When foreign exchange students come to the U.S., they’re not the only people learning about a new culture.
The host families who open their homes to foreign children often find they learn as much about a new culture as the children do. So said Anita Deraney in Flowery Branch, who is a host parent to two teenage girls with her husband, Stephen Deraney.
“We host two, one from Switzerland and one from Italy,” Deraney said. “The things our family has learned have made this experience phenomenal, especially for my teenage girls.”
Deraney is host to 17-year-old Greta Botti from Milan, Italy, and 16-year-old Celine Egli from Lucerne, Switzerland. The girls currently attend Flowery Branch High School.

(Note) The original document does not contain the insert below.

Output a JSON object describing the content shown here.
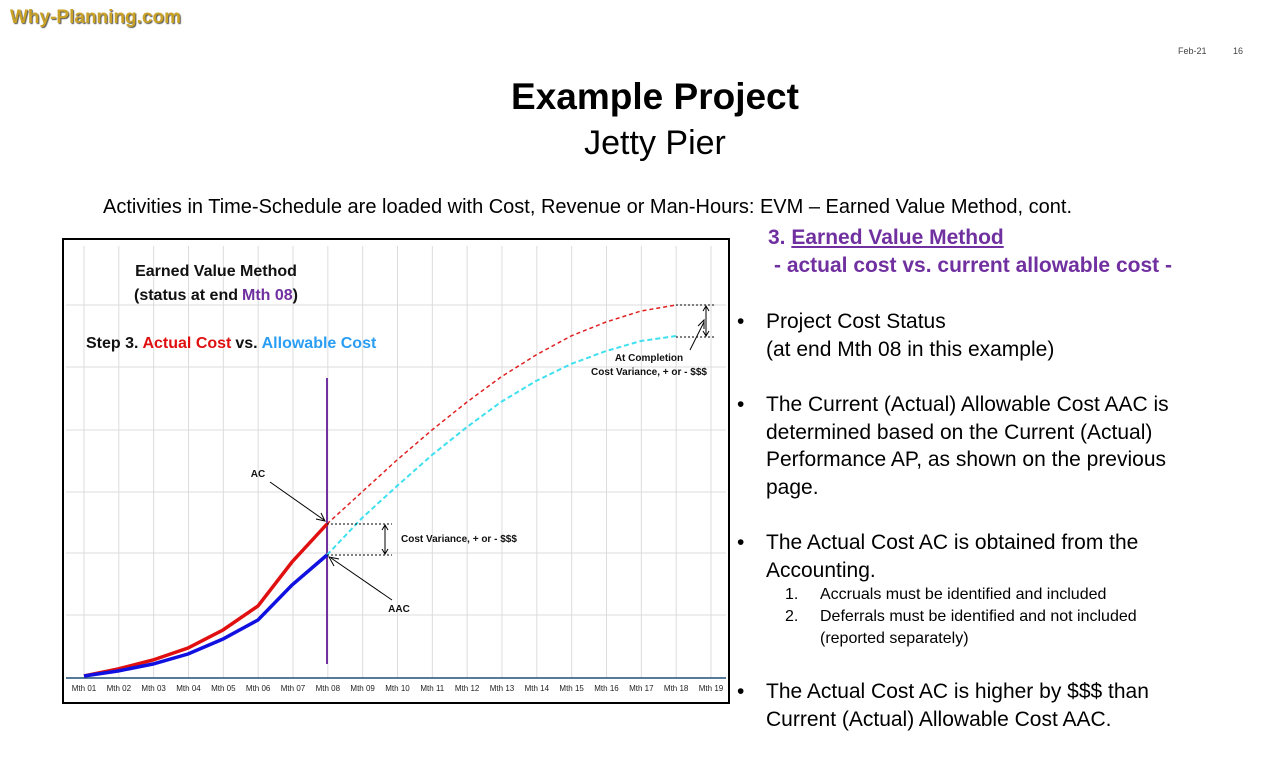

Botti came to the U.S. originally to live with a different host family, but due to complications needed another home. The Deraney family was already hosting Egli when Botti joined it in October.
Anita Deraney said they became host parents through the Council on International Educational Exchange.
“We were at church and somebody said there was a booth in the back if you were interested in hosting an exchange student,” she said.
The council is a more than 65-year-old exchange program that includes both study-abroad and teach-abroad opportunities, as well as internships, professional training, volunteer opportunities and more.
The exchange program requires parents to be suitable for hosting a foreign child. Parents must complete an application, a background check and sit for a home visit.
“They want to make sure you have room for them,” Deraney said. “So there has to be enough bathroom space in the home and there have to be enough beds in the home.”
Once parents are approved, they can go online and select the student they want to host.
“You can choose the student you want based on their preferred foods, their religion, their likes, dislikes, stuff like that,” she said.
Mary Tetloff, local coordinator for CIEE, said students come to the U.S. with insurance and their own spending money, minimizing the costs to host parents.
There are only a select number of foreign students allowed in each Hall County school, but Tetloff said the program also needs Gainesville residents willing to host students at Gainesville High School.
“We haven’t found any families,” she said. “We had a student in one of the Gainesville schools two years ago, but since we haven’t been able to get families and we are looking big-time.”
Deraney said Flowery Branch High has been incredibly accommodating. Botti was able to try out for the cheerleading squad — and made it — even though she wasn’t in the U.S. at the time of regular tryouts. Egli sang in the school choir and joined a nearby dance academy, something she wouldn’t have been able to do at home.
Both Botti and Egli said they’re grateful for the opportunity to live and learn in the U.S.
“Just having the American life and getting to know new people and friends,” Egli said. “We have a second family.”
Deraney said her daughter Abigail, who is a senior at Flowery Branch, has become close to Egli and Botti. Abigail is planning to spend two weeks in Switzerland with Egli and two weeks in Italy with Botti this summer.
Parents who are considering hosting a foreign student should do it, in Anita Deraney’s opinion. She said people are missing out on a one-of-a-kind way to learn about other cultures while helping a student.
Deraney said she was most surprised to learn about the differences in education between the U.S. and Switzerland or Italy. She said in Switzerland, children decide around age 11 or 12 if they want to do three more years of school and then enter the workforce, or do six more years of school and then go to college.
She said she couldn’t believe children are expected to make that kind of decision about their future at such a young age.
In Italy, teachers and testing are different from here as well, Botti said.
“The teachers don’t help you as much as they do here,” Botti said. “I really like school here.”
More than anything, Anita Deraney said she has loved watching the girls come out of their shells during the last few months.
“When they first came they didn’t know a lot of English, so we’re watching them just kind of transform into these amazing women who are only 16, 17 years old,” she said. “They’re so young and yet they’ve come to a foreign country all on their own. They are amazing.”
For more information, email Tetloff at firstname.lastname@example.org or call the local school system for their policies.
“I can’t even explain the joy in having them here and letting them go to school here,” Anita Deraney said.